The closest thing I see is subsection (d)(2), which says that the platform can be prosecuted (A) for a "specific instance of material or activity" (B) if it had "actual notice of that material's or activity's presence on the service," unless (C) they remove/block "the specific instance of material," report it to law enforcement, and "preserve evidence related to the material or activity for at least 1 year."

I believe the major commercial E2E platforms generally have the ability to notice specific hashes of known-bad material (think, e.g., child sexual abuse material) and block it / alert the platform through a client-side filter, which I think would make it pretty easy to comply with these requirements.

Alternatively, it would be enough, I think, to remove and ban the accounts involved.

The only difficult part is that you need to "preserve evidence," but my understanding is that this phrasing doesn't generally compel you to create evidence where none existed. Privacy-focused platforms have for years avoided keeping logs that they do not want to get turned over for the government, and it's generally much more onerous for the government to ask you to start keeping logs than to get mad at you for deleting/purging logs you already collected.

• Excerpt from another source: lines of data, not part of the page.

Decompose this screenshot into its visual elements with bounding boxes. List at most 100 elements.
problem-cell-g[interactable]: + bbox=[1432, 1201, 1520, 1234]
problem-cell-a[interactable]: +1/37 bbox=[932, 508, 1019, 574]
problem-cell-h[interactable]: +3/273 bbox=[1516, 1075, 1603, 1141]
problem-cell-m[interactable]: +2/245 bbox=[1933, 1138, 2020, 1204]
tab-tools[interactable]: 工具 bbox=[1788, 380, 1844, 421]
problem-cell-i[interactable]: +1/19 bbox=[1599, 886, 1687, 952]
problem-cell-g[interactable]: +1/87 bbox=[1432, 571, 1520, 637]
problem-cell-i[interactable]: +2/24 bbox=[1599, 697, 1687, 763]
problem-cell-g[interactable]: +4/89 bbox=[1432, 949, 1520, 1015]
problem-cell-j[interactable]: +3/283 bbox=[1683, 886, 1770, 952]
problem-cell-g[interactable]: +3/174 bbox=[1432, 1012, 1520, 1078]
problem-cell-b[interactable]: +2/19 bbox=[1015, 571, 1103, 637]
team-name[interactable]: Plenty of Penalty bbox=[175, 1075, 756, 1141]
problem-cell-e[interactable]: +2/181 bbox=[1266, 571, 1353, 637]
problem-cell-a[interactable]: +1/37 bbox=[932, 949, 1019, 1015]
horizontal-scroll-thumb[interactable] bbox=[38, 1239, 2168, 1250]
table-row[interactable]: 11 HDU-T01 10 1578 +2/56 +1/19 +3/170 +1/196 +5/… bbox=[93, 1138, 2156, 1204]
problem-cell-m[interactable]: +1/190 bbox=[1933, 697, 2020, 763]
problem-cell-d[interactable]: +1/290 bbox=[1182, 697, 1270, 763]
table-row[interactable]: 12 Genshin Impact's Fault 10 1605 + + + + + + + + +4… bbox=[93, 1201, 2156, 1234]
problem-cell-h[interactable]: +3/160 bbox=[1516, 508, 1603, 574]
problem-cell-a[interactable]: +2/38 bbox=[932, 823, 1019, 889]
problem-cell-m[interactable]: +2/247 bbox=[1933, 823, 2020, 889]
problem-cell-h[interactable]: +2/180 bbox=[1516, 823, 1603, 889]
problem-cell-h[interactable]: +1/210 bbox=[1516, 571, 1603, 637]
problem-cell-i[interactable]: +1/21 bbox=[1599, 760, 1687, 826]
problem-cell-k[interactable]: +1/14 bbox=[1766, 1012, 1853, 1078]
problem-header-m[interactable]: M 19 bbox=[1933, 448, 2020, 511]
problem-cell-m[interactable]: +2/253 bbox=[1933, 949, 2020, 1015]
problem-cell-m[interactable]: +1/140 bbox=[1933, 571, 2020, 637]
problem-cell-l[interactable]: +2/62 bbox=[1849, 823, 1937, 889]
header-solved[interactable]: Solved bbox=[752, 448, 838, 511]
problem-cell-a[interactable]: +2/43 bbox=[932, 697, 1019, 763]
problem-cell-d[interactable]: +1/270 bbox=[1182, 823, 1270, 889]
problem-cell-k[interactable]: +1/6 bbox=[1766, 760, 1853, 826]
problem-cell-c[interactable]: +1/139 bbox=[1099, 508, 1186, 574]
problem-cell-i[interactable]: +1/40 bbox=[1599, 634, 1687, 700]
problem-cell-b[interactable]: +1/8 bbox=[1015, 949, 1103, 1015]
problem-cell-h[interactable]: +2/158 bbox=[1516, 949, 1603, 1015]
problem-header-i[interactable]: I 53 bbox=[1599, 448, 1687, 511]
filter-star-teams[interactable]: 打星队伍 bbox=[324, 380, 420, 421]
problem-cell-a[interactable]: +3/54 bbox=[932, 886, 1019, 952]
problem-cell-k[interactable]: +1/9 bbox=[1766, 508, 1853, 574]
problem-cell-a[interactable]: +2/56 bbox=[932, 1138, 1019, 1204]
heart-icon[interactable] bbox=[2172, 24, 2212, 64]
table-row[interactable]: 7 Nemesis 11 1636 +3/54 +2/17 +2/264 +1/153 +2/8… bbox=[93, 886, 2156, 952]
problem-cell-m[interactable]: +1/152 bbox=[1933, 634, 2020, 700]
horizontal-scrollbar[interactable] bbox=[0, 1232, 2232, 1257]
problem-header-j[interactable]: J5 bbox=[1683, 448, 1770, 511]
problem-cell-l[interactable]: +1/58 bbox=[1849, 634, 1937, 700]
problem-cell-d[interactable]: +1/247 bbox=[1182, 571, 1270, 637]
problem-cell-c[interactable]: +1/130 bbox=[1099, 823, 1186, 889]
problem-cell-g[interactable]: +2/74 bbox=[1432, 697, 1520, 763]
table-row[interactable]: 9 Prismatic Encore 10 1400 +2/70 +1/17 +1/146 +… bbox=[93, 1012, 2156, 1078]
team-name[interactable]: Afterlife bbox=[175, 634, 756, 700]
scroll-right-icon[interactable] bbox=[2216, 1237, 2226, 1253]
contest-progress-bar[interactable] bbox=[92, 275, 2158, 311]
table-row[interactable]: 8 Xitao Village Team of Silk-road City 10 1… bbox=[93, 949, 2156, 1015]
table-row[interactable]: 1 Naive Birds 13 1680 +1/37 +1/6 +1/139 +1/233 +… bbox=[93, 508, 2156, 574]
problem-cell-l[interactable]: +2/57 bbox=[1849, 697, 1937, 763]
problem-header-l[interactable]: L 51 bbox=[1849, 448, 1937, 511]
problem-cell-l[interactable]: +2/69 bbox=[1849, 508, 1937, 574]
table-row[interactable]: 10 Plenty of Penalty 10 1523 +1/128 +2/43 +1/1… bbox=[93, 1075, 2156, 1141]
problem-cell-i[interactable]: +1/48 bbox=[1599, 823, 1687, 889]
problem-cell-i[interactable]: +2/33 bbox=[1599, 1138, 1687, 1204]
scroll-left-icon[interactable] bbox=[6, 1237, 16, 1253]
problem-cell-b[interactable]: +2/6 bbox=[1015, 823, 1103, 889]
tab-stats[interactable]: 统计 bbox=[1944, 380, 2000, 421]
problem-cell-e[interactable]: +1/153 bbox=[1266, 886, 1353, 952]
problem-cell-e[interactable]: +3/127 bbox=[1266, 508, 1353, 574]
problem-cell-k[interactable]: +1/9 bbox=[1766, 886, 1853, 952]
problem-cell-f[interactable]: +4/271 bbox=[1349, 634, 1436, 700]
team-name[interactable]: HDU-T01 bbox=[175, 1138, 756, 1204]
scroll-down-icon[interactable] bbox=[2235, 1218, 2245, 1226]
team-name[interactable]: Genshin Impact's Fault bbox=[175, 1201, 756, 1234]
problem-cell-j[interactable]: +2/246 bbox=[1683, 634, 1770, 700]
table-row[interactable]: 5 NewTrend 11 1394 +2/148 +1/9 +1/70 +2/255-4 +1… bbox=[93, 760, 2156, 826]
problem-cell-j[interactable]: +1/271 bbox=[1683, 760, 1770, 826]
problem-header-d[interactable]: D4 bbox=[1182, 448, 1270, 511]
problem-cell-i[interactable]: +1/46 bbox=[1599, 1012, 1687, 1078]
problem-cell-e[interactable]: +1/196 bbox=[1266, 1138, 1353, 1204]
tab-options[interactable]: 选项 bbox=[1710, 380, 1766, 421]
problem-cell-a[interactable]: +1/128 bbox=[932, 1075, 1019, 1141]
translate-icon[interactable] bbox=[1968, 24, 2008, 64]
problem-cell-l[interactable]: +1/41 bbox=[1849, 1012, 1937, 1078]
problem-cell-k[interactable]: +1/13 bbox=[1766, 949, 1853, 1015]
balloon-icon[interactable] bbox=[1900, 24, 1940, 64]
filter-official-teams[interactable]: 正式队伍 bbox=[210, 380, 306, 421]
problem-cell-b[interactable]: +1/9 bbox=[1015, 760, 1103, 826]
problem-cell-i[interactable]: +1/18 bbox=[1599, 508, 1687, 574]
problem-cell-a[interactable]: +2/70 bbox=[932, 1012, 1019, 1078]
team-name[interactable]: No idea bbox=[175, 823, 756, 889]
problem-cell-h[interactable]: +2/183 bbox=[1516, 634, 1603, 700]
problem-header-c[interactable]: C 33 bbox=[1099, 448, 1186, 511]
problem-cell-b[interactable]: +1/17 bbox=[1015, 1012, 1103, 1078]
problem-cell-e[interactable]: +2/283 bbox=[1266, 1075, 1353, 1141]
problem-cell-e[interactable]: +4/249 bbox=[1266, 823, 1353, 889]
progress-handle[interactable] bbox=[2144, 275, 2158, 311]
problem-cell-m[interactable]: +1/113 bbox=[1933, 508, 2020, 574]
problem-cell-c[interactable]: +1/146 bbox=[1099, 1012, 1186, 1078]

So I don't think this actually imposes any requirements on design, or gets in the way of E2E or non-logging platforms. If you are informed of specific illegal content, you need to take action. But if you operate the service in a way that you don't have "actual notice" or "evidence" of anything people send with it, I think that's still fine.

The other carve-outs don't seem to be relevant. (d)(4) might be if you look funny enough: it says the platform has to make itself able to receive notification of illegal content, and that a platform doesn't get immunity "if it designs or operates its service to avoid receiving actual notice of Federal criminal material on its service or the ability to comply with the requirements under Subsection (d)(2)(C)." I suppose you could argue that not keeping logs means that you've designed your service in a way where you can't "preserve evidence," which would run afoul of this. But I don't think that's the right interpretation: if you're not creating unnecessary logs in the first place, if you keep the logs you do log for a year, you've preserved all the evidence that exists.

Am I being too optimistic here? (I do agree that the plaintext summary you quoted is very concerning.)